What do a fantasy football service and a seafood restaurant have in common? Maybe the advertisement firms they both hired and they felt proud of their play on words that made the commercial viewers hear one word but think of another, extremely vulgar and profane word. Is this perhaps part of a linguistic trend in our current culture that seems to love to give a good shock to anyone who might still have sensitivity toward foul language? Hopefully it isn’t, but it seems like a trend to twist speech in the apparent interest of the salty and salacious. Is it imaginative or just plain impure?
You hear it with these pun-like, substitute words that are like euphemisms only more edgy.

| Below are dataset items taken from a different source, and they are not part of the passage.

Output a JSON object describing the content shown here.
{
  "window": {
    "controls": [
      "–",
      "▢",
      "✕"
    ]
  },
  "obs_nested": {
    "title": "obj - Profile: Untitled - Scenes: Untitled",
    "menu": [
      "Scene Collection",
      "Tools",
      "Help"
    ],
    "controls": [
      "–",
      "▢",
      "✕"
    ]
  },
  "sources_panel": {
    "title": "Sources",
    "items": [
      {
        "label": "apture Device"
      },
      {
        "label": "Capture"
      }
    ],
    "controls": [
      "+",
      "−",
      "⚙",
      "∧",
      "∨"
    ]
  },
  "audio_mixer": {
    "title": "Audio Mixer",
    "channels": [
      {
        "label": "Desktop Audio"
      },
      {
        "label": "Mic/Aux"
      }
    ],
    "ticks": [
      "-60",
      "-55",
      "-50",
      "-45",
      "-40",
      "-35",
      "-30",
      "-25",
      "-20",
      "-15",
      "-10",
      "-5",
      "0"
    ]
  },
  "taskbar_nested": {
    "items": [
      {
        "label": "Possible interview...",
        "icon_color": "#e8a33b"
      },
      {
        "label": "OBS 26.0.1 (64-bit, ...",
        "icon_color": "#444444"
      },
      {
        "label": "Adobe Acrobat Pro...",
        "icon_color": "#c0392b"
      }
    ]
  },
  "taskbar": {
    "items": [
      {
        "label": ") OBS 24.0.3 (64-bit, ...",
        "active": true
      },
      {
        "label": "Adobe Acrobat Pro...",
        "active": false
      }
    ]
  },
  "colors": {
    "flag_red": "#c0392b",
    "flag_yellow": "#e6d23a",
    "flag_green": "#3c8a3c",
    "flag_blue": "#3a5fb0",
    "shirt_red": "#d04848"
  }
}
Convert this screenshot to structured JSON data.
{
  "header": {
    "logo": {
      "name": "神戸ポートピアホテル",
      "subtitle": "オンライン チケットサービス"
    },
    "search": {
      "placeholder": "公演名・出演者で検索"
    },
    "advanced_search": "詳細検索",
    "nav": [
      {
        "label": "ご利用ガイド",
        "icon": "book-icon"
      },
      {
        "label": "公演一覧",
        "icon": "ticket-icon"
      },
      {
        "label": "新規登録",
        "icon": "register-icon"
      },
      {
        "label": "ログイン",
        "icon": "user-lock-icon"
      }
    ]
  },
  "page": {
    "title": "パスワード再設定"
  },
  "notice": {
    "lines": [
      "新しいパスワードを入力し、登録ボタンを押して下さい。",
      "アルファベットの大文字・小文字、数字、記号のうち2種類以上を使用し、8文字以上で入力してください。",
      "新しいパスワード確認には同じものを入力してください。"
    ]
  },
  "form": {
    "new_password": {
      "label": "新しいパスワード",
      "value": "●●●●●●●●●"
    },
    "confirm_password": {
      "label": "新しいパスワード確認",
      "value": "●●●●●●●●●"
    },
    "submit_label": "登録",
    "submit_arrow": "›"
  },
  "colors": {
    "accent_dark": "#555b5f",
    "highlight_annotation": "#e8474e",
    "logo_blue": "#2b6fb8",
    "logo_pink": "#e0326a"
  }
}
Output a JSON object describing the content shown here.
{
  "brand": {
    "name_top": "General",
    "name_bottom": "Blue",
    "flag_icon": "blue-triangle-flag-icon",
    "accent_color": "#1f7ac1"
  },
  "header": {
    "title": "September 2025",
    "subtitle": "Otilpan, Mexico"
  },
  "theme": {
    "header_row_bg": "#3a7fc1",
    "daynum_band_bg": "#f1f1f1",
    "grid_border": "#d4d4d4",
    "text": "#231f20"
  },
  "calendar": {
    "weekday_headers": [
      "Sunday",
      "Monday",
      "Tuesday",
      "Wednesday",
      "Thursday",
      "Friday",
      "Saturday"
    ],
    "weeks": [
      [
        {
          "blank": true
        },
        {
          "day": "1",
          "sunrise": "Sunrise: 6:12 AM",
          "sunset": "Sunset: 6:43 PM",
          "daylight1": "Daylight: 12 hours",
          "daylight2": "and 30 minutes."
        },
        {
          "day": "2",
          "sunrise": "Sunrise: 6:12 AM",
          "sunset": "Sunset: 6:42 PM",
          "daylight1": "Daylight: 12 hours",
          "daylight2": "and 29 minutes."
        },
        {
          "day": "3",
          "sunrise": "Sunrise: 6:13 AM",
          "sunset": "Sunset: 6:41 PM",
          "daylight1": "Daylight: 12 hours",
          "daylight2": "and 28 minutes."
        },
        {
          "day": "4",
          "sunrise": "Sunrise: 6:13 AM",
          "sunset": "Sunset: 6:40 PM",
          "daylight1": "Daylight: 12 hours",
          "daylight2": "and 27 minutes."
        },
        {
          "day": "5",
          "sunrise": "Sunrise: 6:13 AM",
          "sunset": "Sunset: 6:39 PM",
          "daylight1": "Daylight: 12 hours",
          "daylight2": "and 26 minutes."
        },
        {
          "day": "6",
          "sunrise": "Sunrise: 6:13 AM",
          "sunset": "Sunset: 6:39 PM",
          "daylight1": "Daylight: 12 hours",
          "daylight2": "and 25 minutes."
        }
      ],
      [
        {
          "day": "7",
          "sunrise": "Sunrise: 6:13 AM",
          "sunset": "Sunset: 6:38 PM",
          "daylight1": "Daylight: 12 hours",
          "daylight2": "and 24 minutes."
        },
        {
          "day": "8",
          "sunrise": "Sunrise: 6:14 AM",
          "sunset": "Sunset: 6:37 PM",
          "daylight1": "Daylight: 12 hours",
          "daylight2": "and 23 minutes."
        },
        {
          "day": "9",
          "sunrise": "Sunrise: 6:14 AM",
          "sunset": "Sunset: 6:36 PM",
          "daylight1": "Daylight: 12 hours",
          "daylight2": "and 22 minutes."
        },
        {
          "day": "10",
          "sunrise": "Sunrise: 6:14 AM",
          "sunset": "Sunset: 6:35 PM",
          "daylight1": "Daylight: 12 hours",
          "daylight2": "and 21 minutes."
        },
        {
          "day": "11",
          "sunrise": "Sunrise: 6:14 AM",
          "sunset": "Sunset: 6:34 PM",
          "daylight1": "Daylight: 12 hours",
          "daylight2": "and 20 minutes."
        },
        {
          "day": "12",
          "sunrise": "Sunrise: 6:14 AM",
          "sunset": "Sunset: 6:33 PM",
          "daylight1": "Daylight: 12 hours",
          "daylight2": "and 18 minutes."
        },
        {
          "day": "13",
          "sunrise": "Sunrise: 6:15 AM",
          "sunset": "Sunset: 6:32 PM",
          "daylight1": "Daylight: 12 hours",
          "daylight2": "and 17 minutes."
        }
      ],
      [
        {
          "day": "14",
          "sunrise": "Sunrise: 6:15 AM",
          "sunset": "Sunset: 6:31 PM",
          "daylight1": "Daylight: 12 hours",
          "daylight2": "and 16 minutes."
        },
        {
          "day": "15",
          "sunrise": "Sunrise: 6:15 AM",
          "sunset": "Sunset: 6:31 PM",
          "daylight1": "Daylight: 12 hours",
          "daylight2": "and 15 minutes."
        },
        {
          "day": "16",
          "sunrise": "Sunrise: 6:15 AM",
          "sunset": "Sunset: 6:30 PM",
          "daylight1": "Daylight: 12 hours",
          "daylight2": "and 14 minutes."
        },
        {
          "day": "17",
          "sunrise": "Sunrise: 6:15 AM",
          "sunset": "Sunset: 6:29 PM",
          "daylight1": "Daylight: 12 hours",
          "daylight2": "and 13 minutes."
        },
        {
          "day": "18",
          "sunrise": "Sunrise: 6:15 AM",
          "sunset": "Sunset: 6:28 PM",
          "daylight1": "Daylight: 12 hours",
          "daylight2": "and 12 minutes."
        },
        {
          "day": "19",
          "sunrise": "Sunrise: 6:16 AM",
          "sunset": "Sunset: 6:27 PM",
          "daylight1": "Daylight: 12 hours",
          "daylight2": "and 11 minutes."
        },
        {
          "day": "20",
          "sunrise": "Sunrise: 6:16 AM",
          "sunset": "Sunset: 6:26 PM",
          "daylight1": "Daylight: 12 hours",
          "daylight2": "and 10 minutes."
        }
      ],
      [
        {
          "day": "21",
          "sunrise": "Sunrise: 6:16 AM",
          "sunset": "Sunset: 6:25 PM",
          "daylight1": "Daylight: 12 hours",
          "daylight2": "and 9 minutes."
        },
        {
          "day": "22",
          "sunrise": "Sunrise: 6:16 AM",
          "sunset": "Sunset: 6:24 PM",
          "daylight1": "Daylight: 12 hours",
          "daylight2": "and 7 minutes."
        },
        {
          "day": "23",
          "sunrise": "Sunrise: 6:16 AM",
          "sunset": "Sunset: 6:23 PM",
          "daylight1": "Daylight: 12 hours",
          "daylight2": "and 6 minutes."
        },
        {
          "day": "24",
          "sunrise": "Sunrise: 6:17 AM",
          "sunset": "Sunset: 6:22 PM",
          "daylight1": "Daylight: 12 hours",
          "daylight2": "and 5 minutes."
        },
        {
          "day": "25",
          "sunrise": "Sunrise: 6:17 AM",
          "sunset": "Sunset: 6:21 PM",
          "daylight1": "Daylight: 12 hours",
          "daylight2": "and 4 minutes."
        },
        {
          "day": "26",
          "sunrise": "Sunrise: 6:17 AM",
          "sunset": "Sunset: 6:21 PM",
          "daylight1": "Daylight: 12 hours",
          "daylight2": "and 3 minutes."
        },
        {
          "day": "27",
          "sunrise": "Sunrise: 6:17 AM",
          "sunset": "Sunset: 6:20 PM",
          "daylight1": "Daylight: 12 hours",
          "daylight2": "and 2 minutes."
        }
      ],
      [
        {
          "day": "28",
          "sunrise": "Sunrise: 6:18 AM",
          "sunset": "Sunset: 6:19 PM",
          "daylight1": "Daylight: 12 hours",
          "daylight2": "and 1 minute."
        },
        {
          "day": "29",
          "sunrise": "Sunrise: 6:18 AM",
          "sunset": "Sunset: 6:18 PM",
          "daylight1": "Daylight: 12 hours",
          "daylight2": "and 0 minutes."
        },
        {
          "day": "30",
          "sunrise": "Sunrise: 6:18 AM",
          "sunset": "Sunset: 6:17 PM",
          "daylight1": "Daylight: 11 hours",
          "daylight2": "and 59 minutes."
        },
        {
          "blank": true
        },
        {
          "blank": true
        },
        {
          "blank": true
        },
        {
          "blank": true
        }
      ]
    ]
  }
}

You hear it in drug references, referring to behavior, good or bad, as likened to one smoking, inhaling, or intravenously taking something illegal (or in the case of marijuana in Washington and Colorado, now legal). You hear it in crass references to body parts. You hear it in sexually suggestive and charged words, anywhere from “hot” and “sexy” to the more vulgar in an attempt to describe a project, product, or person. How many of these cross the line of being sinful is difficult to assess, but so many of them flirt with crossing into inappropriate territory.
In Ephesians 5, Paul is in the middle of telling Christians how to “walk.” Apparently, the walk includes the “talk.” The chapter begins with his commanding us to imitate God and walking in the footsteps of Jesus. Then, Paul deals negatively by saying how we should not walk. He begins with actions of the mind and the body, then in verse four says, “…Neither filthiness, nor foolish talking, nor coarse jesting, which are not fitting, but rather giving of thanks.” To put an exclamation point on the discussion, he says that those practicing such things have no inheritance in the kingdom. That’s pretty serious! Bratcher and Nida sees all three nouns as referring to indecent, inappropriate speech, from sexually suggestive words to “shameful, shameless talk of every kind” (A Handbook on Paul’s Letter to the Ephesians, np). At least the second two, “foolish talking” and “coarse jesting,” should cause us to give closer examination both to what we say and how we say it.
Our speech is powerful. One wise word may result in a soul’s salvation. As death and life are in the power of the tongue (Prov. 18:21), let’s heed the advice of the children’s song—”Be careful little mouths what you say!”